They say, “well that’s ok I didn’t lose my virginity until I was 21,” or some kind of “Good for you. I never could have done that.”
It makes me feel almost embarrassed about my decision to wait. But then I think anyone might feel some kind of embarrassment no matter what their sexual history. If you have had sex, people are going to look at you different too. As if our decisions to have sex or not have it make us who we are.
I see this most profoundly played out in my friends who have worked in the sex trade, where they are seen as a sex object. To the men that purchase them, the pimps who sell them, and even themselves, they are seen purely by their sexuality. They think they ARE sexuality, and it’s hard for them to see themselves as more than that.
And really I am just fed up, my friends who have been trafficked are not their sexuality. She is not the number of men she has slept with or the sexual acts she has performed. Gay men and women are not defined by their attraction to the same sex. I am not defined by the amount of zero sex I have had. You are not defined by your sexual past.
Can we please move on? Can we please talk about something other than what body parts have gone where?
You are more than that. I am more than that. And Joe, that guy on the plane I was talking to, is more than that.
There are better things to be defined by, like who we find our identity in. And in case you’re wondering who that is, it’s God. It’s Jesus Christ himself and a love so infinite that it sees past your mistakes, your sexuality, and anything else you might choose to define yourself by.
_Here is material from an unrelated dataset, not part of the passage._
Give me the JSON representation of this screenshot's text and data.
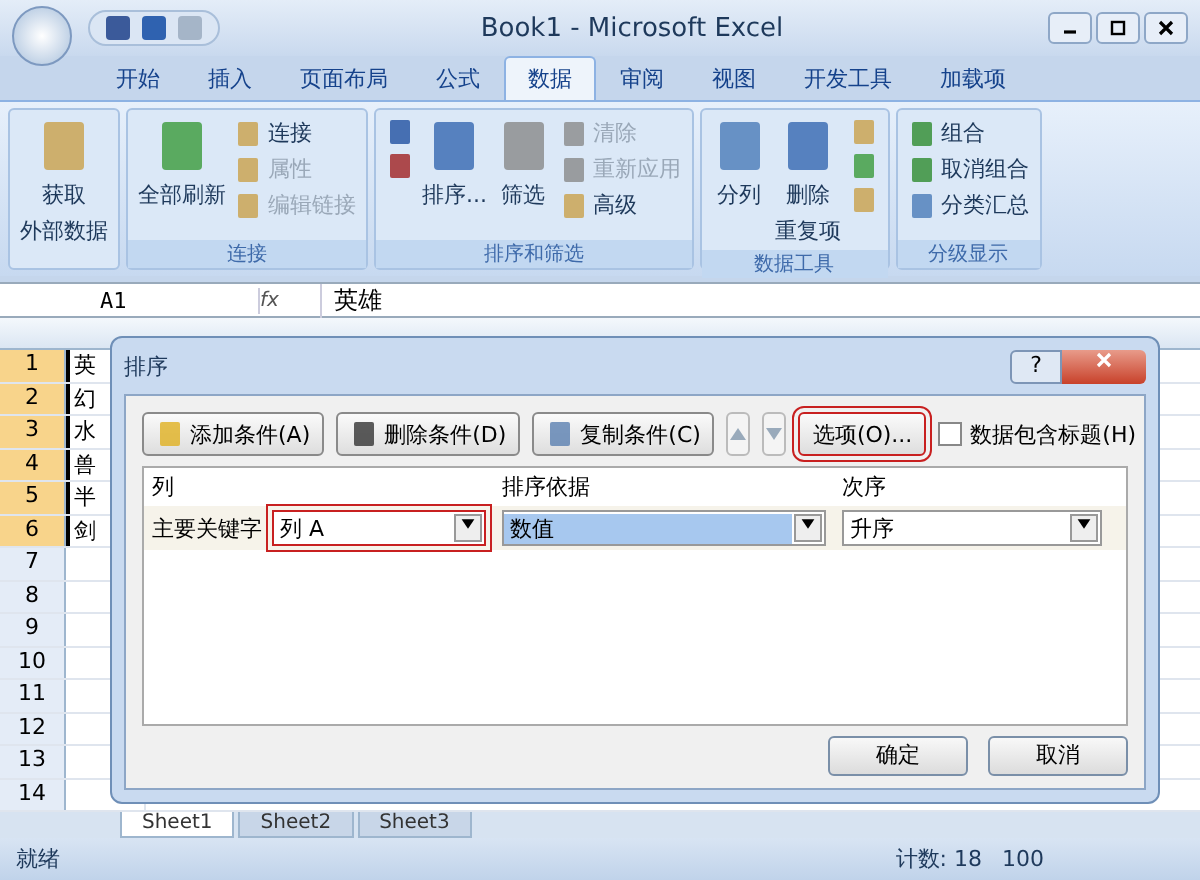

Anywhere else you turn to get your identity is just not going to cut it.
I’m hoping that if nothing else, that’s what my conversation with Joe on the plane did. I’m praying that it showed him that he was so much more than his addictions, vices, and sexual history. He was Joe and he was loved with a love so much deeper than what he found in his sexual partners.
He was loved by a God who died and rose again just to be with him. And it was that, that incredible, amazing, unchanging, undying love that defined him. And if he could just understand that, if we could all understand that. Then maybe we would stop defining ourselves by our sexuality.